Very cool, looks kinda like a plate of some funky pretzels though


----------



## Aliaysonfire (Dec 18, 2012)

cowboyhermit said:


> Very cool, looks kinda like a plate of some funky pretzels though


Thank you!


----------



## Boomy (Mar 17, 2012)

Good job!


----------



## Aliaysonfire (Dec 18, 2012)

ya- there will be more of these lil guys- these will be up for trading at the swap meet as well...hint hint~


----------



## bigtrain2020 (Mar 20, 2013)

Aliaysonfire said:


> ya- there will be more of these lil guys- these will be up for trading at the swap meet as well...hint hint~


Swap meet? Where does this take place?


----------



## Boomy (Mar 17, 2012)

She's trying to set one up in the Houston area. Meet-n-greet and trade preper items...


----------



## bigtrain2020 (Mar 20, 2013)

That sounds pretty cool actually. I have been toying with the idea for the last year or so on starting an off the grid R&D group.


----------



## cnsper (Sep 20, 2012)

The problem with stuff like that is that it is only waterproof for a short period of time. You see, water wicks up the wood so in an area exposed to high humidity for a period of time they may not work at all. 

If you fall out of your canoe and it takes you 30 minutes to get your gear out of the water you are probably ok. If you are hurt and unable to get it out of the water until the next day, you may be out of luck.

Waterproof is not the correct terminology but should be water resistant. Commercial ones are named wrong too. Just be aware that "waterproof" matches are not all they are cracked up to be.


----------



## Aliaysonfire (Dec 18, 2012)

cnsper said:


> The problem with stuff like that is that it is only waterproof for a short period of time. You see, water wicks up the wood so in an area exposed to high humidity for a period of time they may not work at all.
> 
> If you fall out of your canoe and it takes you 30 minutes to get your gear out of the water you are probably ok. If you are hurt and unable to get it out of the water until the next day, you may be out of luck.
> 
> Waterproof is not the correct terminology but should be water resistant. Commercial ones are named wrong too. Just be aware that "waterproof" matches are not all they are cracked up to be.

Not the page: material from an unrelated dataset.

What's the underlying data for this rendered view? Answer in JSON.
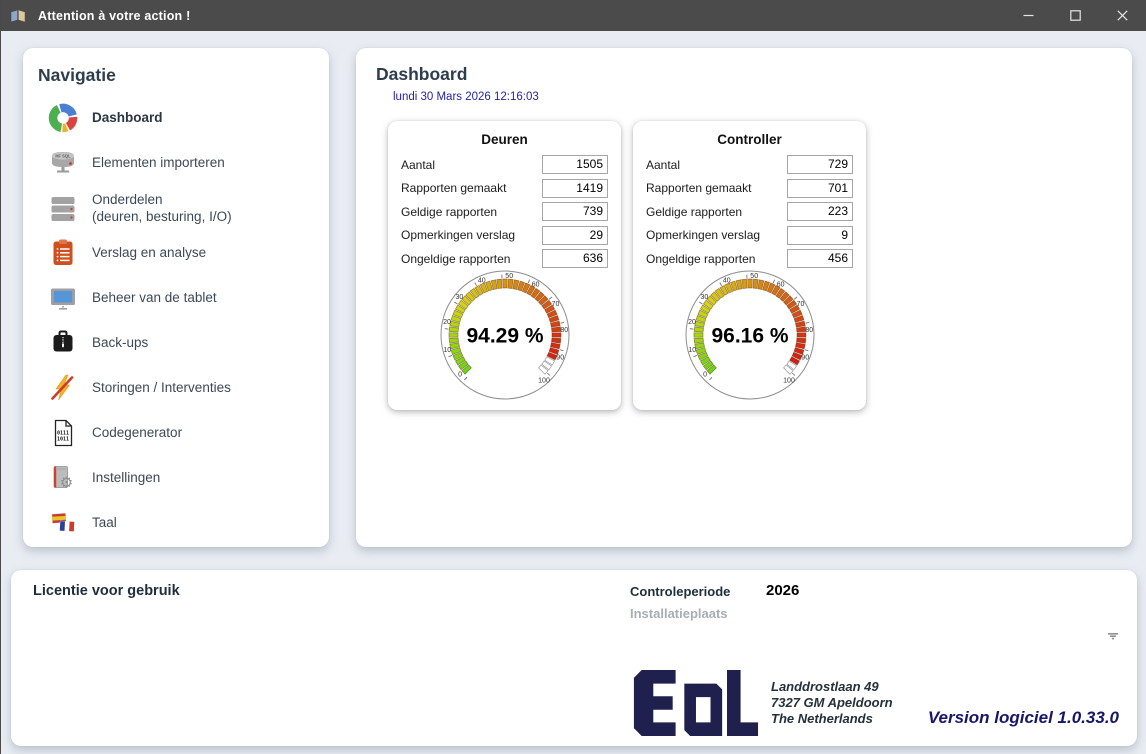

Didnt know that- but damn what a kill joy lol!


----------



## WWhermit (Mar 1, 2012)

Put those matches in a little ziploc, and you'll be good to go.


----------



## Aliaysonfire (Dec 18, 2012)

WWhermit said:


> Put those matches in a little ziploc, and you'll be good to go.


I left one sit in a cup of water for 4 hrs and it didn't have a problem lighting.  pretty cool. It didn't seem to be affected by it at all.


----------



## cowboyhermit (Nov 10, 2012)

Yeah, I didn't want to argue but if the wax soaks into the wood a bit it can be a darn effective water proofing.


----------



## Aliaysonfire (Dec 18, 2012)

cowboyhermit said:


> Yeah, I didn't want to argue but if the wax soaks into the wood a bit it can be a darn effective water proofing.


I'd did several dips for each match. Like, I'd dip it initially and let it it and dry...then do it two more times and then a 3rd time- all the ones I have made in that setting and dropped them all in so they have several layers around them


----------